View Single Post
  #2 (permalink)  
Old 02-20-2008
multimediaman's Avatar
multimediaman multimediaman is offline
Super Moderator
 

Join Date: May 2004
Location: Texas. In the digital abyss
Age: 26
Posts: 1,722
well, there's several potential problems that may be causing this. The first would seem to be the way you're going about the smoothing, and the smoothing groups up for the car.

if you make a box primitive, and chamfer all edges, put one smoothing group on it, it's going to look quite odd, almost puffy... but very erroneous nonetheless.

The solution is, instead of chamfering the edges, you extrude the edges. Apply a base width, but don't give it any height. This not only ensures that the new edges are parallel to the faces they're created on, but also gives us a separation from each smoothing group.
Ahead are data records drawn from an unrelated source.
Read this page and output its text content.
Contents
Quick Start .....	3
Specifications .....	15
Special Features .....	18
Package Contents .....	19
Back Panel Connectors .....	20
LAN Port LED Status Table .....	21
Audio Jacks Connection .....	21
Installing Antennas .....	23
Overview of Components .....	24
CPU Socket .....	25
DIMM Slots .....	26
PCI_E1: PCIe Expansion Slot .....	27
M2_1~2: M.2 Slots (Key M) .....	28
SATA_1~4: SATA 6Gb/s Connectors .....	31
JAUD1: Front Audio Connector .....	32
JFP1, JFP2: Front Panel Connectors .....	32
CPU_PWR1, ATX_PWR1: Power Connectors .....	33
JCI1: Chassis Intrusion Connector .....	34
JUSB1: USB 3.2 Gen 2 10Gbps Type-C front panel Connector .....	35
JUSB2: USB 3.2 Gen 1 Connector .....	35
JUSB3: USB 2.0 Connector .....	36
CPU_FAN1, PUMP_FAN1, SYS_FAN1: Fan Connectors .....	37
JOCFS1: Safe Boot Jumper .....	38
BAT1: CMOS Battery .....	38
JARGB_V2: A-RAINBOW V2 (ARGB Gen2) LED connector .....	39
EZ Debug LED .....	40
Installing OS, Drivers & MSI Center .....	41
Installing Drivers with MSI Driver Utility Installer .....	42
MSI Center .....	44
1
The reason the box example looked bad is simply because whenever there's a polygon that's being smoothed into the next polygon, it averages in the angle of the smoothed polygon. By chamfering your edges, leaving only one, angled face there, the result will be smoothed over with the same erroneous look as the box.

I've attached a picture to better describe what I'm talking about with the smoothing groups.

The second reason may be that there's fairly wide polygons right next to the square-ish polygons, and that could possibly lead to some issues, but chances are, this issue isn't nearly the contributing factor as the previously described issue.